Actor Quaid testifies for the right to sue drug companies
FDA has supported pharmaceutical firms against suits
Quaid's comments came as he described a harrowing, near-fatal drug mix-up in which his newborn twins received 1,000 times the correct dose of the blood thinner heparin.
The actor said his family's brush with tragedy underscores the need to hold pharmaceutical companies accountable through lawsuits. That remedy is becoming increasingly problematic for injured consumers.
The drugmaker, Baxter Healthcare Corp., said it regrets that a product intended to save and sustain life was at the center of a medication error.
Beginning with the Bush administration, the Food and Drug Administration has stepped into lawsuits on the side of defendant pharmaceutical companies, arguing that federal regulation of drugs pre-empts state lawsuits.
"The regulatory cop is off the beat," Georgetown University law professor David Vladeck told the House Reform and Government Oversight Committee.
The issue of federal pre-emption of lawsuits against the drug industry will come before the Supreme Court this year in a case from Vermont.
The Quaid family is suing Baxter Healthcare, which is seeking dismissal of the case on grounds that the FDA approved the labeling.
"Like many Americans, I believed that a big problem in our country was frivolous lawsuits," Quaid testified. "But now I know that the courts are often the only path to justice."
The committee's top Republican, Rep.
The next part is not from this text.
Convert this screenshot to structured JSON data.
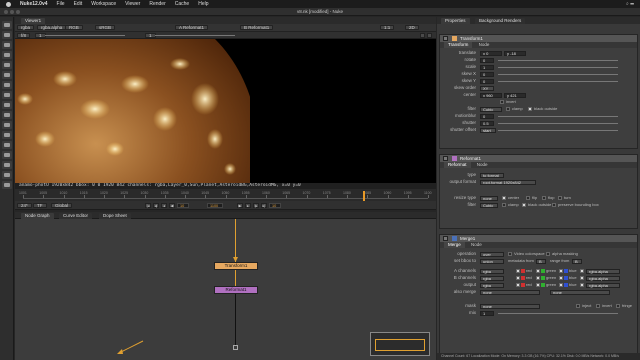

Tom Davis of Virginia, sympathized with Quaid, saying that if this had happened to the Davis family, "I'd be suing everybody in sight." Apart from Quaid's case, Davis urged a middle ground between total pre-emption and unrestrained litigation.
The committee chairman, Rep. Henry Waxman, D-Calif., said that if manufacturers face no liability, all the financial incentives will point them in the wrong direction and that abusive practices will multiply.
Quaid told the committee his family's life-altering story began in November 2007 when twins Thomas and Zoe, at the time 12 days old, developed a staph infection and had to be hospitalized.
Quaid's children were mistakenly administered the wrong version of the blood thinner; two concentrations of the drug were bottled with similar labels and size. When rotated slightly as they often are when stored, the light blue 10-unit bottle and the 10,000-unit dark blue bottle are virtually indistinguishable, Quaid said.
The children recovered, though "we don't know what the longer-term effects will be," he said.